PRs from external collaborators will require a Contributor License Agreement (CLA) to be signed before the code is merged into the repository.

-------------------------------
Our Thanks
-------------------------------
First, our thanks to the community of developers and scientists, who've built and maintained
a repotoire of software libraries and scripts which have been invaluable. We'd like
to particularly thank the folks creating RDKit, PyTorch Geometric, and SKLearn who've
developed software we strive to emulate and exceed.
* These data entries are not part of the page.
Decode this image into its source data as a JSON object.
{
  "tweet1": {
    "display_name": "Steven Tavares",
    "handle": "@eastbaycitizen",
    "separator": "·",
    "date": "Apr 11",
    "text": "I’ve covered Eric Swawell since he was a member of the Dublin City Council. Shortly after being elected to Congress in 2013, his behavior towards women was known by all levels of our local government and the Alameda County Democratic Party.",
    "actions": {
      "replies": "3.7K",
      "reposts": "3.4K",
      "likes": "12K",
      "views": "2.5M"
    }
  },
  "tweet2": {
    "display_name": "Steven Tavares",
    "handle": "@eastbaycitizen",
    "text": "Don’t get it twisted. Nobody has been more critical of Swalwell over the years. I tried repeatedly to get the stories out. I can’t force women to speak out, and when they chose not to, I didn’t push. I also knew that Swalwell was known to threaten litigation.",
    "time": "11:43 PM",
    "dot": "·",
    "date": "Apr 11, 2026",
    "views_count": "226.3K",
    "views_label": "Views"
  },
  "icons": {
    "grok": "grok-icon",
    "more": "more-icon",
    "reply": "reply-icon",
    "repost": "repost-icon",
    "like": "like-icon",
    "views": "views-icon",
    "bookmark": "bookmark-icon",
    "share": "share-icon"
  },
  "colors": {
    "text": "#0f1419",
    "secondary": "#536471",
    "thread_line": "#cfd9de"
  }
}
Second, we'd like to thank the amazing developers at Oloren who've created Oloren
ChemEngine through enoromous effort and dedication. And, we'd like to thank our future
collaborators and contributors ahead, who we're excited meet and work with.

Third, huge gratitude goes to our investors, clients, and customers who've been
ever patient and ever gracious, who've provided us with the opportunity to bring
something we believe to be truly valuable into the world.